Riding
Lafayette, IN -- Stopping places and talking to people has been fun and interesting, but most of the time, I'm riding my bike.
I do plenty of looking around while I'm pedaling (Recently, I look at corn, soybeans, and the signs telling me what brand of genetically modified corn or soybeans I'm looking at.) but I also do a lot of listening. More than I had expected. The tires make noise on the road, and the chain moving the gears while I pedal does, too. The shifters click when I shift and then the derailleurs make a different click when they respond and move the chain onto the right cog. Other clicks, especially repeating ones, can mean something on the bike isn't running quite right.
The wind is the most constant noise, though, and it can keep me from hearing most other things. Today, when I was heading west, straight into it, I could barely hear my tires on the pavement or myself singing. I sing from time to time, usually a song that I hear in a store when I stop or that I have stuck in my head because of its lyrics. While I crossed Massachusetts, James Taylor's "Sweet Baby James," ran through my head with its line about "the Turnpike from Stockbridge to Boston." There's a song about Ohio that hasn't quite left me even though I'm in Indiana now. I whistle, too, and I talk to myself sometimes.
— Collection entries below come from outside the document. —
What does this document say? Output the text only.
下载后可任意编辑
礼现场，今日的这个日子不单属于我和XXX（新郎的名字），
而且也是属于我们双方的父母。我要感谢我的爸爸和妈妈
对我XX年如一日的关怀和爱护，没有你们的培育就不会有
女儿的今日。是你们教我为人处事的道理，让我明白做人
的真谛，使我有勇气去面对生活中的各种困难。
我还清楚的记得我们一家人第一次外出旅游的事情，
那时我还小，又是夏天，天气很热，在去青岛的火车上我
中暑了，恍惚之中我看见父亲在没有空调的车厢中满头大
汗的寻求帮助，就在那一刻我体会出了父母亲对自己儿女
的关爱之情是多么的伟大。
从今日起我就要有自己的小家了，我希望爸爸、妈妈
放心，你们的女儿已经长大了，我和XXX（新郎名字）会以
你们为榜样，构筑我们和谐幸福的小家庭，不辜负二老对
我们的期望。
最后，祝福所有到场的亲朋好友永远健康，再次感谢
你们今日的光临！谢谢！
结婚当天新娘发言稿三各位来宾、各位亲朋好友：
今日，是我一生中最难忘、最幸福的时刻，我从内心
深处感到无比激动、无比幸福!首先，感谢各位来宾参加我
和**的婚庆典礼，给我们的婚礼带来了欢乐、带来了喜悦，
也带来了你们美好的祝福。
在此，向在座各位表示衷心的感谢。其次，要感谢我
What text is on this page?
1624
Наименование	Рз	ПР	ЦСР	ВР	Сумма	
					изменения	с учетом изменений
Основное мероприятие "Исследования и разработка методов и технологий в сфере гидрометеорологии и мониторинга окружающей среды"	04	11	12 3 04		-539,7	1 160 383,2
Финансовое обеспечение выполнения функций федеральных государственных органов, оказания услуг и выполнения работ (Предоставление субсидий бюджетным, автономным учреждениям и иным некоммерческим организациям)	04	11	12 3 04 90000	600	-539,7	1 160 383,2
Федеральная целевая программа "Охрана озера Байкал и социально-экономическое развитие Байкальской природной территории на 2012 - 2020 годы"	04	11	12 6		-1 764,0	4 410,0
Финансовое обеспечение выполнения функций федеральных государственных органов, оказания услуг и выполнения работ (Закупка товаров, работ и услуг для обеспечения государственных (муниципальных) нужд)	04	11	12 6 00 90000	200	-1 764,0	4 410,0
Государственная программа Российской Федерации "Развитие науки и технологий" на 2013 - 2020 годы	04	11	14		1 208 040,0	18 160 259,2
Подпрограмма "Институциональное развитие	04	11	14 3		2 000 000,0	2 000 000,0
I take breaks as they seem necessary or interesting, or mostly, when I get hungry. Out here, I've been riding through a lot of fields so enough shade to sit under is also a good reason to stop. Most of the time I just eat something and move on, but sometimes it takes me a while to get back on the bike. Today I stopped to buy bread and was sitting there eating it when 75 people on Harleys parked across the street. That turned into a longer break. They had planned their ride as a fundraiser for a man running for Sheriff, but their candidate was killed two days ago in a motorcycle accident, so they turned it into a memorial ride. Later in the afternoon, what was going to be a food stop in Frankfort lasted almost two hours when it turned out to be the site of the county fair. And my stop here in Lafayette is going to last a day longer than I expected as my friend's cousins show me around town. ("Hoosier Hospitality," they're calling it. Great by any name.)
There'll be more riding tomorrow. Out here, I'm riding 80 miles a day without any trouble because it's so flat. My hosts tell me that I'm going to hit the Great Plains soon, so then it will be even flatter. That would speed me on to my next destination, except that I don't really have one. Anyone have family or friends in Illinois, Iowa or Nebraska?